Well, this escalated fast.
Last week, OpenAI signed a deal with the U.S. Department of Defense — now officially rebranded as the “Department of War” — to deploy its AI models inside classified military networks. The terms? OpenAI agreed to let the Pentagon use its tech for essentially “any lawful purpose,” which yes, includes autonomous weapons and mass surveillance programs. And just like that, [the Cancel ChatGPT movement exploded](https://techcrunch.com/2026/03/02/chatgpt-uninstalls-surged-by-295-after-dod-deal/).
The numbers are genuinely staggering. According to TechCrunch, ChatGPT’s U.S. uninstall rate spiked 295% in a single day, while downloads dropped 13%. One-star reviews surged 775% over the weekend. People aren’t just angry — they’re acting on it. Over at [QuitGPT.org](https://quitgpt.org/), the grassroots campaign claims more than 1.5 million users have already taken some form of action, whether that’s canceling subscriptions, deleting the app, or sharing their cancellation screenshots across Reddit, X, and Instagram. The hashtag #CancelChatGPT has been trending for days now, and it’s showing no signs of slowing down.
What made this story really blow up was the contrast with Anthropic. Just hours before Altman shook hands with the Pentagon, [Anthropic walked away from a similar deal](https://www.axios.com/2026/03/01/anthropic-claude-chatgpt-app-downloads-pentagon), drawing hard red lines against mass surveillance of Americans and fully autonomous lethal weapons. The timing could not have been more dramatic. Claude downloads jumped 51% overnight, hitting a record 503,000 downloads in a single day, and the app climbed to [No. 1 on Apple’s App Store](https://www.cnbc.com/2026/02/28/anthropics-claude-apple-apps.html) in the U.S. — dethroning ChatGPT in the process.

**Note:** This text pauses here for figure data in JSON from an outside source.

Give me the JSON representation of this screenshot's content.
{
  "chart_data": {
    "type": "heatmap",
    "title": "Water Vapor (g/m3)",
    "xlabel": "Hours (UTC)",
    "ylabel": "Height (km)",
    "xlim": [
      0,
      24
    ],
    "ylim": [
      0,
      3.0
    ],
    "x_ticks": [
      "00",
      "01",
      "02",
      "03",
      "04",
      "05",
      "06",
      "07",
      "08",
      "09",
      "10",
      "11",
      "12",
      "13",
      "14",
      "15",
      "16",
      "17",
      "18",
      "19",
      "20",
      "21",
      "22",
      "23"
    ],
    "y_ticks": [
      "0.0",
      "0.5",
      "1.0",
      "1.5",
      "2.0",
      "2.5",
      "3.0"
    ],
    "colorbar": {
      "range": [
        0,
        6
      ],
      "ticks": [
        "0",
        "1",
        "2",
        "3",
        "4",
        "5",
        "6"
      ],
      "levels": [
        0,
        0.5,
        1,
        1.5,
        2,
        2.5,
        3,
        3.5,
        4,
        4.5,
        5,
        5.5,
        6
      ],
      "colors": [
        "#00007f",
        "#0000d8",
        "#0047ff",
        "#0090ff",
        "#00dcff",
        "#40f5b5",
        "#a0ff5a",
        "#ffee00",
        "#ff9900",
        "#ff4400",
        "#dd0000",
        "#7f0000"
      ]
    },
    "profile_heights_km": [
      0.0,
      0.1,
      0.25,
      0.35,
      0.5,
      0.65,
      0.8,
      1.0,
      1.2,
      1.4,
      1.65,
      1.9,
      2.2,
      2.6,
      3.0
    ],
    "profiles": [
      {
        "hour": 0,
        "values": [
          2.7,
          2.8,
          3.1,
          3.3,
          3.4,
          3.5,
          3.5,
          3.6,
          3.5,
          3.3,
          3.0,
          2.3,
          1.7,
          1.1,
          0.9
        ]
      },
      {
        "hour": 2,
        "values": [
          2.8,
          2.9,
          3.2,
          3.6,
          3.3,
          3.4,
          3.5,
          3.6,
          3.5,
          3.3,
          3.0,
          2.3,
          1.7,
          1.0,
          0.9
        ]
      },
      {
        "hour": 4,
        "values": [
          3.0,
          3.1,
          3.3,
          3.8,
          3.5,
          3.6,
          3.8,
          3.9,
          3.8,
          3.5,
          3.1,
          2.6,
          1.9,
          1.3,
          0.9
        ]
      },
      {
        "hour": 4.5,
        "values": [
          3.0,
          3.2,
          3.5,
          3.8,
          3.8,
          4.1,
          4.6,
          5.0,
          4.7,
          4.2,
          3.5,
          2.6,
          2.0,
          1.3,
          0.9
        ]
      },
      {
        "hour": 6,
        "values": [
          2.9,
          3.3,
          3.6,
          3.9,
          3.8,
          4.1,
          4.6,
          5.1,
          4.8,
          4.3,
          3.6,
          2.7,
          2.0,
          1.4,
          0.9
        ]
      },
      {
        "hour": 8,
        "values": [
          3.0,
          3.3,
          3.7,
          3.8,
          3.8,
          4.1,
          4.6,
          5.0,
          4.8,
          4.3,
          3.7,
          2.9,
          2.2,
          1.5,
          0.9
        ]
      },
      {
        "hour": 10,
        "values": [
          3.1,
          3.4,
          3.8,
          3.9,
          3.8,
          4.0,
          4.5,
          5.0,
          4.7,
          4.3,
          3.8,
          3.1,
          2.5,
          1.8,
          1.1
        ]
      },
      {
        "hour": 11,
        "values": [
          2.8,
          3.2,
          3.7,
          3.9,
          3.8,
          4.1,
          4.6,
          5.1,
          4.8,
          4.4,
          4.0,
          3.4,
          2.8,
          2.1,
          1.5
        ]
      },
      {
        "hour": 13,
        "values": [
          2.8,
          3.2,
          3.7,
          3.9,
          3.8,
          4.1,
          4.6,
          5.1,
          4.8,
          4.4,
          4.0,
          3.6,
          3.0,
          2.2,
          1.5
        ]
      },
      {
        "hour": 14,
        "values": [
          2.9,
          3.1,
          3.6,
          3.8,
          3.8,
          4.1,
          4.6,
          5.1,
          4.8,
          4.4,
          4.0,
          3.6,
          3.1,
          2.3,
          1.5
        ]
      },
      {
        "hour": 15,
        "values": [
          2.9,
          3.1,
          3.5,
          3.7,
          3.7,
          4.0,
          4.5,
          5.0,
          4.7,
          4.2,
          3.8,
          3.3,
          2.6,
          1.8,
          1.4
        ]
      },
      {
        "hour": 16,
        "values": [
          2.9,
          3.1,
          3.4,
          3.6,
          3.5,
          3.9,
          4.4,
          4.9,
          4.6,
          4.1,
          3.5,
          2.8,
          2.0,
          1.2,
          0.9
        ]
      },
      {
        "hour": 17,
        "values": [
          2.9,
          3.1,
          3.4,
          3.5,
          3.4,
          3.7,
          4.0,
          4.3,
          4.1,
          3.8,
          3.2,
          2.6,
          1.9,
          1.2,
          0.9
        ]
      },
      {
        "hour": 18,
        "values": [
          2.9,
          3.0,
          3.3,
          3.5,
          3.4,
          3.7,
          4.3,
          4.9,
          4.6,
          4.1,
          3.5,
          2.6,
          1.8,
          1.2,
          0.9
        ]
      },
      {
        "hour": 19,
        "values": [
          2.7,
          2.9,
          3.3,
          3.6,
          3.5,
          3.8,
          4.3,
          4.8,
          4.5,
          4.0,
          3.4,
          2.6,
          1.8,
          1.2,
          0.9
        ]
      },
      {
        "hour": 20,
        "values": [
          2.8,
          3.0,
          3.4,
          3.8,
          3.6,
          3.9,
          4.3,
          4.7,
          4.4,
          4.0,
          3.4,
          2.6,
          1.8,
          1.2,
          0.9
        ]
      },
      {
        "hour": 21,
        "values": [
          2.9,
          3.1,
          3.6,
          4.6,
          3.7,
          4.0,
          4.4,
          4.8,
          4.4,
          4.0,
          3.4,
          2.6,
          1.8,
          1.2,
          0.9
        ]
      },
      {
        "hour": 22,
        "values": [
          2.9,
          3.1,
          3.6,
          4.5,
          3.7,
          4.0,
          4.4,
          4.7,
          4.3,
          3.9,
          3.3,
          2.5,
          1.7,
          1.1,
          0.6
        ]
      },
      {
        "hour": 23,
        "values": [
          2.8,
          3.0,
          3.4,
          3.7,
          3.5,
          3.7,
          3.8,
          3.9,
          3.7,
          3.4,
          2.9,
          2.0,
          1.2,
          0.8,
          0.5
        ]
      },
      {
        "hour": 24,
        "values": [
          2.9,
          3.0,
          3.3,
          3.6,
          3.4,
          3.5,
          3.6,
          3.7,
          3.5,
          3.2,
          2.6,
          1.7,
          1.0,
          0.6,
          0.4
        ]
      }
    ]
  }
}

The coverage has been everywhere. [TechRadar called it](https://www.techradar.com/ai-platforms-assistants/chatgpt/no-ethics-at-all-the-cancel-chatgpt-trend-is-growing-after-openai-signs-a-deal-with-the-us-military) a growing ethical crisis, [Euronews](https://www.euronews.com/next/2026/03/02/cancel-chatgpt-ai-boycott-surges-after-openai-pentagon-military-deal) covered the boycott going international, [Windows Central](https://www.windowscentral.com/artificial-intelligence/cancel-chatgpt-movement-goes-mainstream-after-openai-closes-deal-with-u-s-department-of-war-as-anthropic-refuses-to-surveil-american-citizens) framed it as a mainstream turning point, and [Fortune](https://fortune.com/) and [Tom’s Guide](https://www.tomsguide.com/ai/chatgpt/the-quitgpt-movement-gains-steam-as-openais-department-of-war-deal-has-users-saying-cancel-chatgpt) have been tracking the fallout in real time. Even [MIT Technology Review](https://www.technologyreview.com/2026/02/10/1132577/a-quitgpt-campaign-is-urging-people-to-cancel-chatgpt-subscriptions/) profiled the QuitGPT campaign weeks before it reached this fever pitch.
Here’s what’s interesting to me: this isn’t just a bunch of people rage-tweeting and moving on. The QuitGPT organizers are actively pointing users toward alternatives — open-source options, Google’s Gemini, and especially Claude. There’s a [MoveOn petition](https://sign.moveon.org/petitions/quitgpt-stop-using-chatgpt) circulating too. This has real organizational structure behind it.
Whether or not you think AI companies should work with the military, the market has spoken pretty loudly this week. Sam Altman is reportedly in [full damage control mode](https://futurism.com/artificial-intelligence/sam-altman-damage-control-mass-cancellation), and honestly, it’s hard to see how OpenAI walks this back. When your users are uninstalling your product to make a point about killer robots, you’ve got a PR problem that no blog post is going to fix.